More often, these non-paying customers will duck your calls altogether.
This leaves you in a really awkward position: If you aggressively pursue the money you're owed, you are likely going to alienate someone who may have been a loyal customer for many years; on the other hand, you need to get paid as well.
After all, you also have bills to pay. Lots of them.
How Bringing a Breach of Contract Case May Prove to be a Lose-Lose Proposition
There is also another important point to consider:
If you decide to try to recover your fee through a breach of contract lawsuit, it is imperative that you assess beforehand whether a judgment against the defendant (your former client) will ultimately be collectible.
Stated differently, if you win your case outright, and the court finds that you are owed your entire fee, you may be left with a truly Pyrrhic victory, for an uncollectible judgment is essentially worthless.
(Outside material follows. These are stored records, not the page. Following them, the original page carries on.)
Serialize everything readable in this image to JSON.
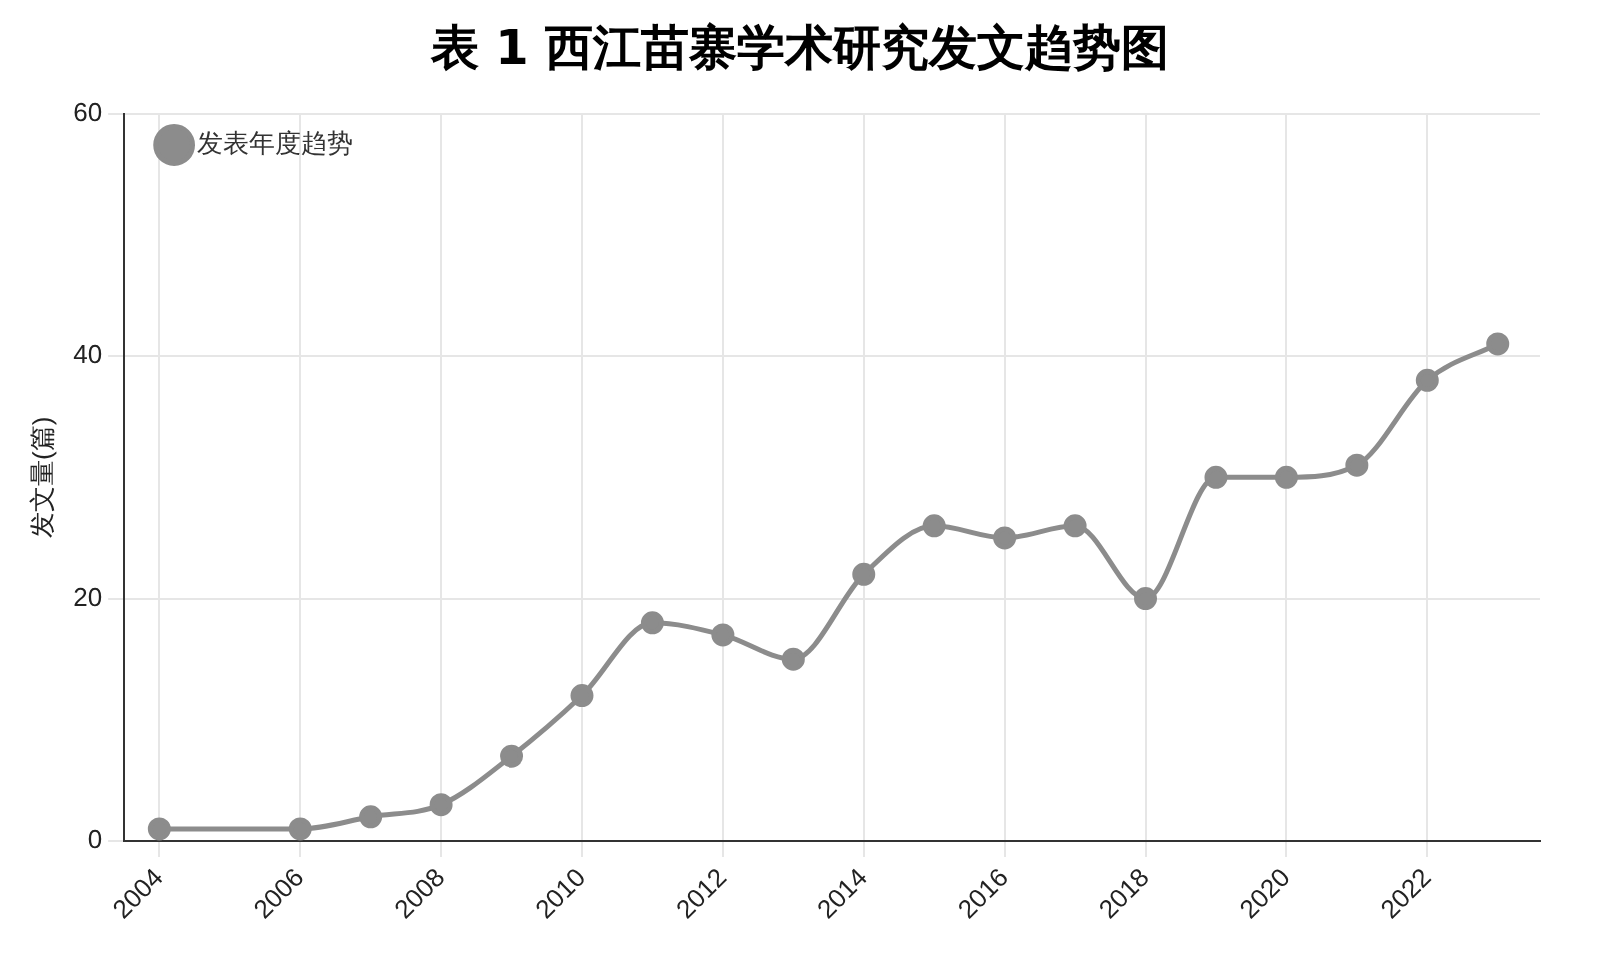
{
  "chart_data": {
    "type": "line",
    "title": "表 1 西江苗寨学术研究发文趋势图",
    "ylabel": "发文量(篇)",
    "x": [
      2004,
      2006,
      2007,
      2008,
      2009,
      2010,
      2011,
      2012,
      2013,
      2014,
      2015,
      2016,
      2017,
      2018,
      2019,
      2020,
      2021,
      2022,
      2023
    ],
    "series": [
      {
        "name": "发表年度趋势",
        "color": "#8c8c8c",
        "values": [
          1,
          1,
          2,
          3,
          7,
          12,
          18,
          17,
          15,
          22,
          26,
          25,
          26,
          20,
          30,
          30,
          31,
          38,
          41
        ]
      }
    ],
    "xlim": [
      2003.5,
      2023.6
    ],
    "xticks": [
      2004,
      2006,
      2008,
      2010,
      2012,
      2014,
      2016,
      2018,
      2020,
      2022
    ],
    "ylim": [
      0,
      60
    ],
    "yticks": [
      0,
      20,
      40,
      60
    ],
    "grid": true,
    "legend": "top left",
    "marker": "circle",
    "line_style": "solid"
  }
}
And in that event, you will be worse off than before.
"How is that?" you ask. Because you will have spent time, aggravation, and thrown good money (on lawyers) after bad.
There is a silver lining in all of this, though.
The Silver Lining
If your lawyer tells you all of this up front, and suggests that you cut your losses and move on, chances are he/she is a keeper, if not for this case, for the next one.
"Why?" you ask.
Because it means they knew enough, had enough experience, and had the integrity to tell you the truth up front, despite knowing full well it may cost them a nice fee.